One of the attractions of performing genetic screens in animals is the ability to obtain tissue for gene expression analysis. In the context of GWAS studies, this allows for the identification of eQTLs, which may be molecular intermediates between DNA-level polymorphisms and more complex traits. Nicolae et al. (2010) argue that connecting SNPs with information on gene expression provides a biologically relevant means to identify those associations likely to be replicated while also imparting a better understanding of the biological mechanisms driving the associations. Steps to obtain relevant human tissues for the purpose of eQTL mapping are making progress²; unfortunately, such efforts must often utilize sub-optimal tissues that have become available either post-mortem or as a byproduct of surgery. Obtaining brain tissue is especially challenging because people with psychiatric conditions have typically received psychotropic drugs for decades, which is very likely to confound the analysis of gene expression. Mouse models allow the experimenter to obtain tissue samples from mice that have been raised in homogenous environmental conditions, while employing potentially dangerous or invasive procedures that would not be permissible in human subjects (Huang et al., 2009).

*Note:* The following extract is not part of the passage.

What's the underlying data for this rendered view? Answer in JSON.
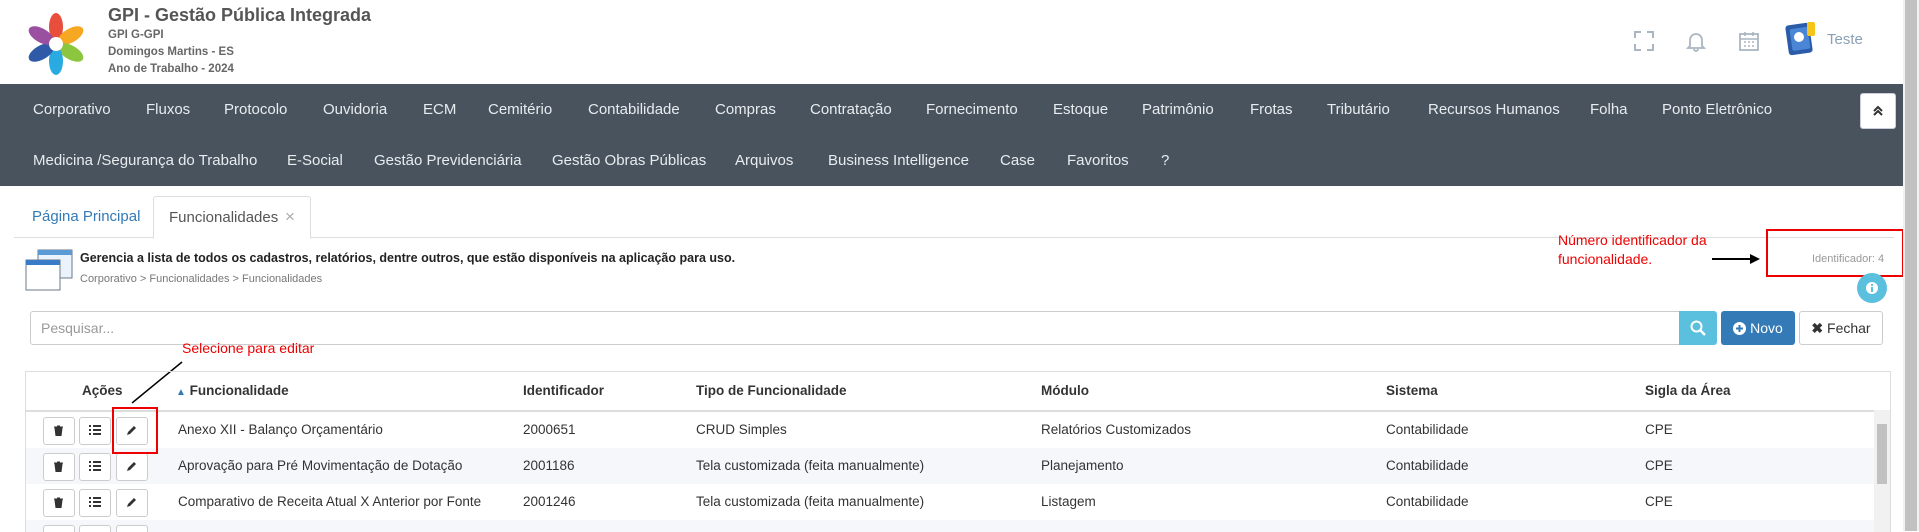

A notable difference between GWAS in mice and humans is sample size. In humans, it is now widely recognized that the genetic effect size attributable to a single genetic variant underlying a complex trait or disease is likely to be very small. As a result, studies in human populations now routinely require tens of thousands of participants. Failure to obtain sufficient sample sizes may result in low statistical power, which will increase the ratio of false-positives to true positives (Sterne and Davey Smith, 2001). However, the sample size needed for GWAS in mice is far lower for several reasons. First, in many cases there is more LD among mice than in unrelated humans; while this is bad for mapping precision, it decreases the effective number of tests and thus thresholds for significance are less stringent. Second, the fraction of the total phenotypic variance explained by genetic variation depends on both allele and genotype frequency. Use of simpler systems (such as AIL, HS, and OB mice) will permit smaller sample sizes because the genotypic value of each strain can be measured with higher accuracy. AILs require the fewest number of subjects, due to the smaller number of causal alleles within the population and resulting larger effect sizes and the more balanced allele frequencies. Because HS and OB mice are derived from more than two inbred strains, they have greater genetic variance contributing to a given trait. As a result, the effect sizes in these populations are smaller, and studies using HS or OB mice need greater numbers of subjects in order to detect them (Flint and Mackay, 2009). In the case of WC and WD mice, factors familiar to human genetics such as highly degraded LD, rare alleles, and uncontrolled environmental variance suggest that sample sizes may need to be similar to those used in human GWAS.